伝説として、大宰府に流された道真を慰めるために、老婆が売っていた餅を差し出し、それが好物になったからというものがあります。そして没した時に、梅の枝にさして餅を墓前に添えたことから、梅ケ枝餅となったと伝わっており、今ではこれがご当地グルメとして名物なのです。

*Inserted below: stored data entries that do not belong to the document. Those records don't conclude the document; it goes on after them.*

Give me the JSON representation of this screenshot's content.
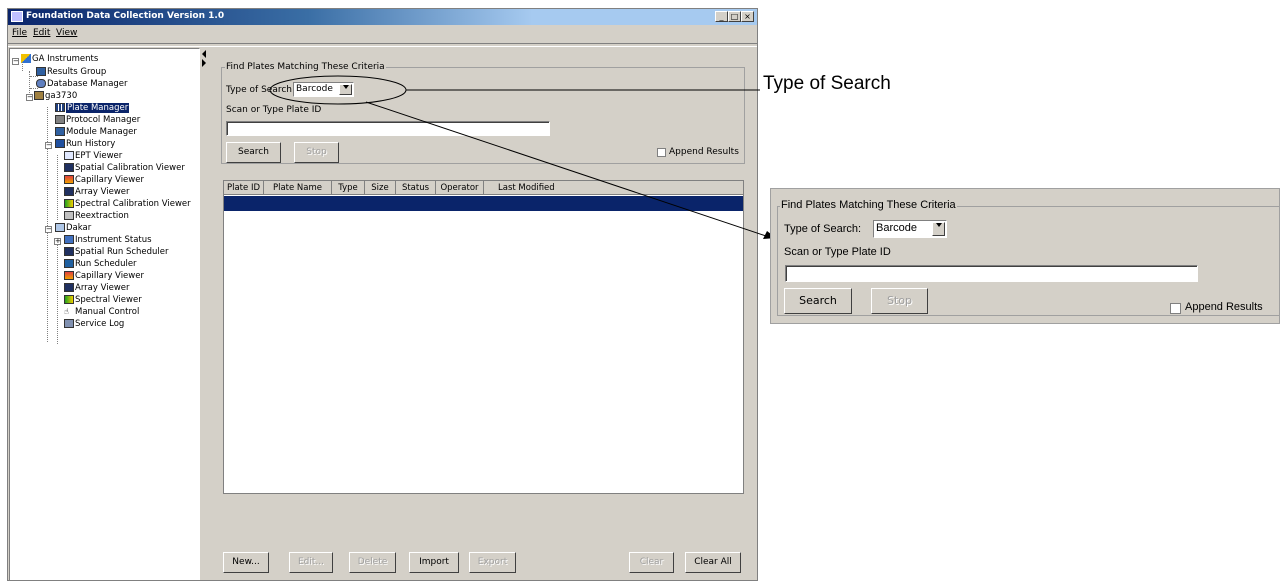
{
  "window": {
    "title": "Foundation Data Collection Version 1.0",
    "controls": [
      "_",
      "□",
      "×"
    ]
  },
  "menu": [
    "File",
    "Edit",
    "View"
  ],
  "tree": {
    "root": "GA Instruments",
    "items": [
      {
        "label": "Results Group",
        "icon": "results-group-icon"
      },
      {
        "label": "Database Manager",
        "icon": "database-icon"
      },
      {
        "label": "ga3730",
        "icon": "instrument-icon"
      },
      {
        "label": "Plate Manager",
        "icon": "grid-icon",
        "selected": true
      },
      {
        "label": "Protocol Manager",
        "icon": "protocol-icon"
      },
      {
        "label": "Module Manager",
        "icon": "module-icon"
      },
      {
        "label": "Run History",
        "icon": "run-history-icon"
      },
      {
        "label": "EPT Viewer",
        "icon": "chart-icon"
      },
      {
        "label": "Spatial Calibration Viewer",
        "icon": "spatial-icon"
      },
      {
        "label": "Capillary Viewer",
        "icon": "capillary-icon"
      },
      {
        "label": "Array Viewer",
        "icon": "array-icon"
      },
      {
        "label": "Spectral Calibration Viewer",
        "icon": "spectral-icon"
      },
      {
        "label": "Reextraction",
        "icon": "reextraction-icon"
      },
      {
        "label": "Dakar",
        "icon": "instrument-icon"
      },
      {
        "label": "Instrument Status",
        "icon": "status-icon"
      },
      {
        "label": "Spatial Run Scheduler",
        "icon": "spatial-icon"
      },
      {
        "label": "Run Scheduler",
        "icon": "scheduler-icon"
      },
      {
        "label": "Capillary Viewer",
        "icon": "capillary-icon"
      },
      {
        "label": "Array Viewer",
        "icon": "array-icon"
      },
      {
        "label": "Spectral Viewer",
        "icon": "spectral-icon"
      },
      {
        "label": "Manual Control",
        "icon": "hand-icon"
      },
      {
        "label": "Service Log",
        "icon": "log-icon"
      }
    ]
  },
  "search": {
    "group_title": "Find Plates Matching These Criteria",
    "type_label": "Type of Search:",
    "type_value": "Barcode",
    "scan_label": "Scan or Type Plate ID",
    "plate_id_value": "",
    "search_button": "Search",
    "stop_button": "Stop",
    "append_label": "Append Results",
    "append_checked": false
  },
  "table": {
    "columns": [
      "Plate ID",
      "Plate Name",
      "Type",
      "Size",
      "Status",
      "Operator",
      "Last Modified"
    ]
  },
  "buttons": {
    "new": "New...",
    "edit": "Edit...",
    "delete": "Delete",
    "import": "Import",
    "export": "Export",
    "clear": "Clear",
    "clear_all": "Clear All"
  },
  "callout": {
    "label": "Type of Search"
  },
  "colors": {
    "selection": "#0a246a",
    "panel": "#d4d0c8"
  }
}
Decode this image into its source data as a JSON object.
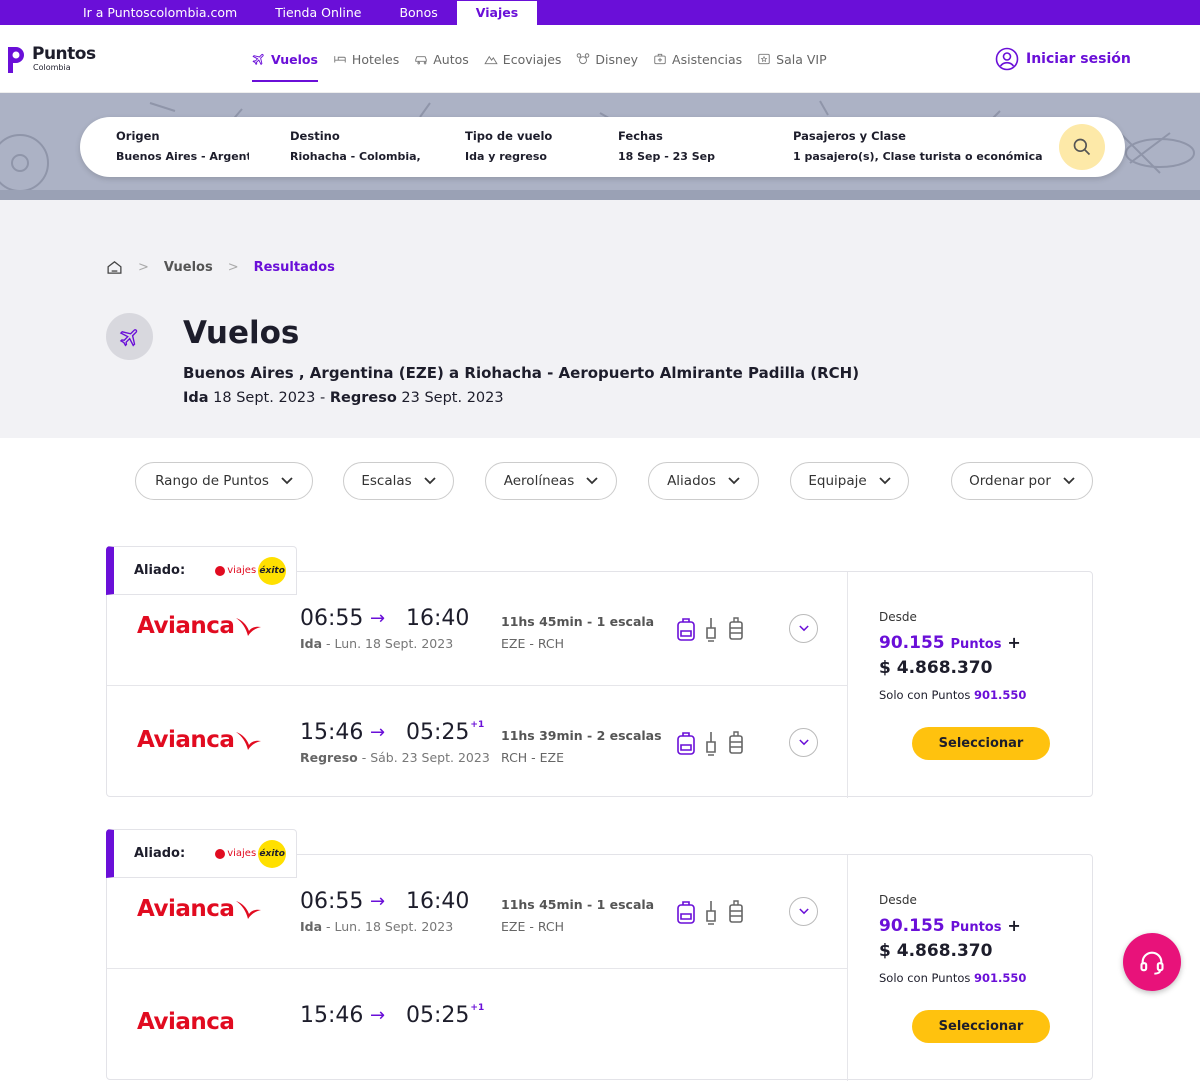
{
  "topbar": {
    "links": [
      "Ir a Puntoscolombia.com",
      "Tienda Online",
      "Bonos"
    ],
    "active": "Viajes"
  },
  "logo": {
    "name": "Puntos",
    "sub": "Colombia"
  },
  "nav": {
    "items": [
      "Vuelos",
      "Hoteles",
      "Autos",
      "Ecoviajes",
      "Disney",
      "Asistencias",
      "Sala VIP"
    ]
  },
  "login": {
    "label": "Iniciar sesión"
  },
  "search": {
    "origen_label": "Origen",
    "origen_value": "Buenos Aires - Argentina",
    "destino_label": "Destino",
    "destino_value": "Riohacha - Colombia, Aeropuerto",
    "tipo_label": "Tipo de vuelo",
    "tipo_value": "Ida y regreso",
    "fechas_label": "Fechas",
    "fechas_value": "18 Sep - 23 Sep",
    "pasajeros_label": "Pasajeros y Clase",
    "pasajeros_value": "1 pasajero(s), Clase turista o económica"
  },
  "breadcrumb": {
    "b1": "Vuelos",
    "b2": "Resultados"
  },
  "page": {
    "title": "Vuelos",
    "route": "Buenos Aires , Argentina (EZE) a Riohacha - Aeropuerto Almirante Padilla (RCH)",
    "ida_label": "Ida",
    "ida_date": "18 Sept. 2023",
    "regreso_label": "Regreso",
    "regreso_date": "23 Sept. 2023"
  },
  "filters": [
    "Rango de Puntos",
    "Escalas",
    "Aerolíneas",
    "Aliados",
    "Equipaje",
    "Ordenar por"
  ],
  "cards": [
    {
      "aliado_label": "Aliado:",
      "aliado_v": "viajes",
      "aliado_ex": "éxito",
      "seg1": {
        "airline": "Avianca",
        "dep": "06:55",
        "arr": "16:40",
        "dir": "Ida",
        "date": "- Lun. 18 Sept. 2023",
        "dur": "11hs 45min - 1 escala",
        "codes": "EZE - RCH"
      },
      "seg2": {
        "airline": "Avianca",
        "dep": "15:46",
        "arr": "05:25",
        "plus": "+1",
        "dir": "Regreso",
        "date": "- Sáb. 23 Sept. 2023",
        "dur": "11hs 39min - 2 escalas",
        "codes": "RCH - EZE"
      },
      "desde": "Desde",
      "points": "90.155",
      "points_unit": "Puntos",
      "plus": "+",
      "cash": "$ 4.868.370",
      "solo": "Solo con Puntos",
      "solo_pts": "901.550",
      "select": "Seleccionar"
    },
    {
      "aliado_label": "Aliado:",
      "aliado_v": "viajes",
      "aliado_ex": "éxito",
      "seg1": {
        "airline": "Avianca",
        "dep": "06:55",
        "arr": "16:40",
        "dir": "Ida",
        "date": "- Lun. 18 Sept. 2023",
        "dur": "11hs 45min - 1 escala",
        "codes": "EZE - RCH"
      },
      "seg2": {
        "airline": "Avianca",
        "dep": "15:46",
        "arr": "05:25",
        "plus": "+1",
        "dir": "",
        "date": "",
        "dur": "",
        "codes": ""
      },
      "desde": "Desde",
      "points": "90.155",
      "points_unit": "Puntos",
      "plus": "+",
      "cash": "$ 4.868.370",
      "solo": "Solo con Puntos",
      "solo_pts": "901.550",
      "select": "Seleccionar"
    }
  ],
  "colors": {
    "brand": "#6a0fd8",
    "accent": "#ffc20e",
    "airline": "#e10b20",
    "help": "#e8127a"
  }
}
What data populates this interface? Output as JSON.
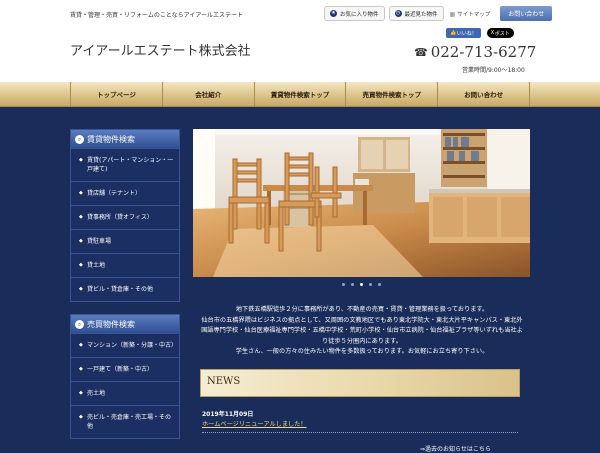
{
  "header": {
    "tagline": "賃貸・管理・売買・リフォームのことならアイアールエステート",
    "links": {
      "favorites": "お気に入り物件",
      "recent": "最近見た物件",
      "sitemap": "サイトマップ",
      "contact": "お問い合わせ"
    },
    "company_name": "アイアールエステート株式会社",
    "social": {
      "facebook": "いいね！",
      "x": "ポスト"
    },
    "phone": "022-713-6277",
    "hours": "営業時間/9:00～18:00"
  },
  "nav": {
    "items": [
      "トップページ",
      "会社紹介",
      "賃貸物件検索トップ",
      "売買物件検索トップ",
      "お問い合わせ"
    ]
  },
  "sidebar": {
    "rent": {
      "title": "賃貸物件検索",
      "items": [
        "賃貸(アパート・マンション・一戸建て)",
        "貸店舗（テナント）",
        "貸事務所（貸オフィス）",
        "貸駐車場",
        "貸土地",
        "貸ビル・貸倉庫・その他"
      ]
    },
    "sale": {
      "title": "売買物件検索",
      "items": [
        "マンション（新築・分譲・中古）",
        "一戸建て（新築・中古）",
        "売土地",
        "売ビル・売倉庫・売工場・その他"
      ]
    }
  },
  "slider": {
    "count": 5,
    "active": 2
  },
  "intro": {
    "lines": [
      "地下鉄五橋駅徒歩２分に事務所があり、不動産の売買・賃貸・管理業務を扱っております。",
      "仙台市の五橋界隈はビジネスの拠点として、又周囲の文教地区でもあり東北学院大・東北大片平キャンパス・東北外国語専門学校・仙台医療福祉専門学校・五橋中学校・荒町小学校・仙台市立病院・仙台福祉プラザ等いずれも当社より徒歩５分圏内にあります。",
      "学生さん、一般の方々の住みたい物件を多数扱っております。お気軽にお立ち寄り下さい。"
    ]
  },
  "news": {
    "title": "NEWS",
    "date": "2019年11月09日",
    "headline": "ホームページリニューアルしました！",
    "more": "⇒過去のお知らせはこちら"
  },
  "colors": {
    "page_bg": "#1a2c5a",
    "nav_gold": "#ddc48b",
    "side_head": "#3f62a6",
    "link": "#f0d98a"
  }
}
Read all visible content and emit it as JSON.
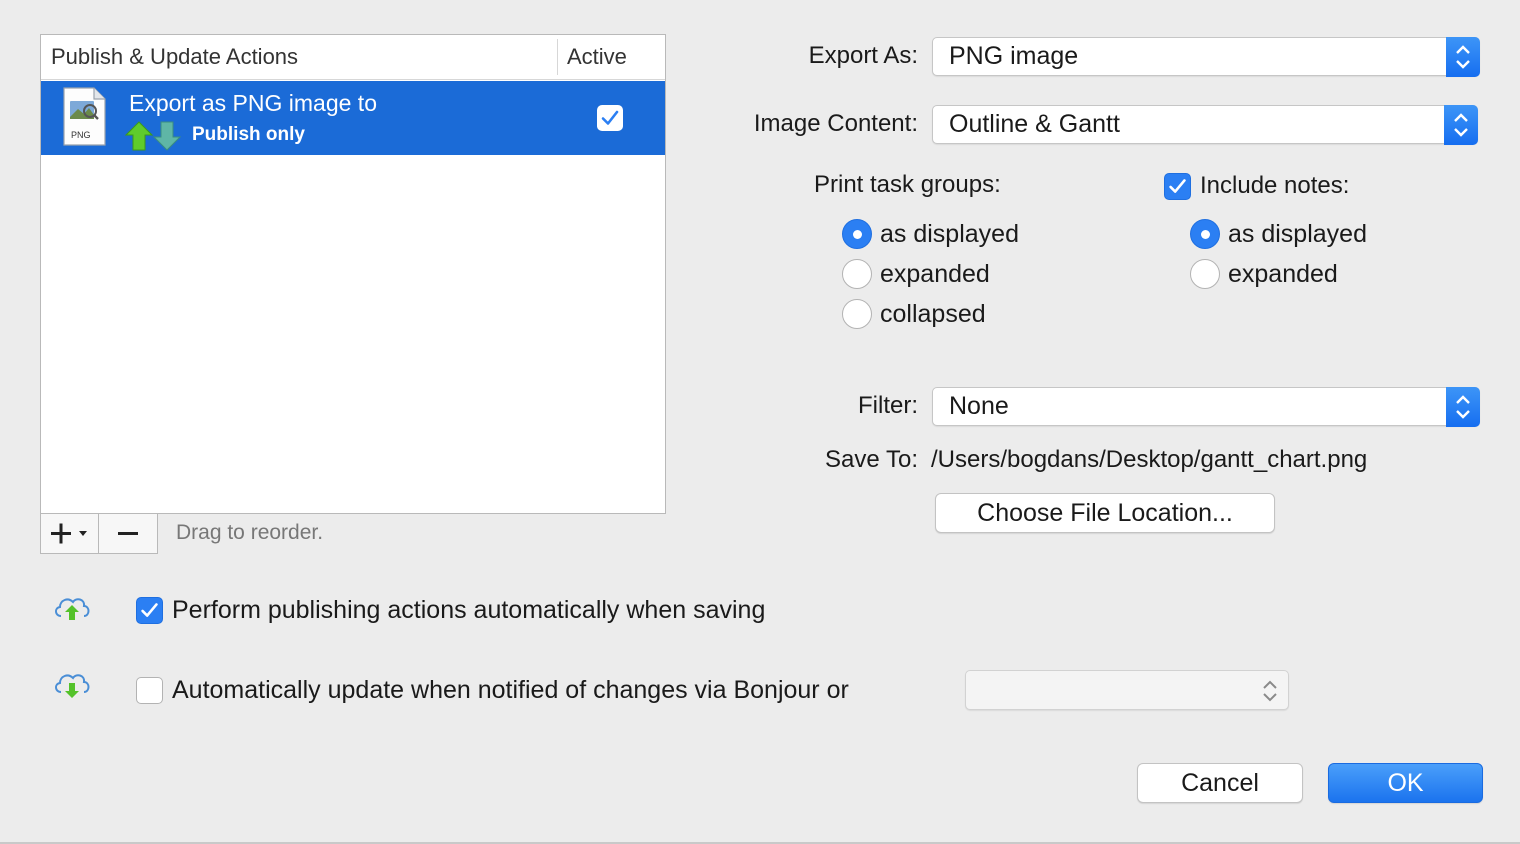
{
  "table": {
    "col_actions": "Publish & Update Actions",
    "col_active": "Active",
    "rows": [
      {
        "title": "Export as PNG image to",
        "subtitle": "Publish only",
        "file_type": "PNG",
        "active": true
      }
    ]
  },
  "toolbar": {
    "add_label": "+",
    "remove_label": "−",
    "drag_hint": "Drag to reorder."
  },
  "form": {
    "export_as_label": "Export As:",
    "export_as_value": "PNG image",
    "image_content_label": "Image Content:",
    "image_content_value": "Outline & Gantt",
    "print_groups_label": "Print task groups:",
    "print_groups_options": [
      "as displayed",
      "expanded",
      "collapsed"
    ],
    "print_groups_selected": "as displayed",
    "include_notes_label": "Include notes:",
    "include_notes_checked": true,
    "notes_options": [
      "as displayed",
      "expanded"
    ],
    "notes_selected": "as displayed",
    "filter_label": "Filter:",
    "filter_value": "None",
    "save_to_label": "Save To:",
    "save_to_value": "/Users/bogdans/Desktop/gantt_chart.png",
    "choose_location_label": "Choose File Location..."
  },
  "options": {
    "auto_publish_label": "Perform publishing actions automatically when saving",
    "auto_publish_checked": true,
    "auto_update_label": "Automatically update when notified of changes via Bonjour or",
    "auto_update_checked": false,
    "auto_update_source_value": ""
  },
  "buttons": {
    "cancel_label": "Cancel",
    "ok_label": "OK"
  },
  "colors": {
    "accent": "#2b7ff3",
    "selection": "#1b6bd7",
    "window_bg": "#ececec",
    "upload_green": "#54c22a",
    "cloud_blue": "#4a8ed6"
  }
}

店の数は参道を含め大変多いのですが、中でもお勧めが明治の建物が今に残る「甘木屋」です。外国人観光客からも人気で列が出来るほど。単品の他にもセットメニューがありますので、店内で食べる等、お好みで楽しんで下さい。

甘木屋の<基本情報>
住所:福岡県太宰府市宰府2-7-34
電話:092-922-4012
アクセス:西鉄太宰府駅から徒歩3分

太宰府天満宮で菅原道真に祈願し、ご当地名物・梅ケ枝餅

詩文や学業に優れ、様々な業績を残しながら不遇の最後となった菅原道真ですが、その後は神様として現代まで尊敬を集め、多くの人が参拝する太宰府天満宮。ぜひとも成功の祈願をしてみましょう。

そしてご当地グルメのスイーツ「梅ケ枝餅」を楽しみ、大宰府での時間を充実させて下さい。

2018年8月現在の情報です。最新の情報は公式サイトなどでご確認ください。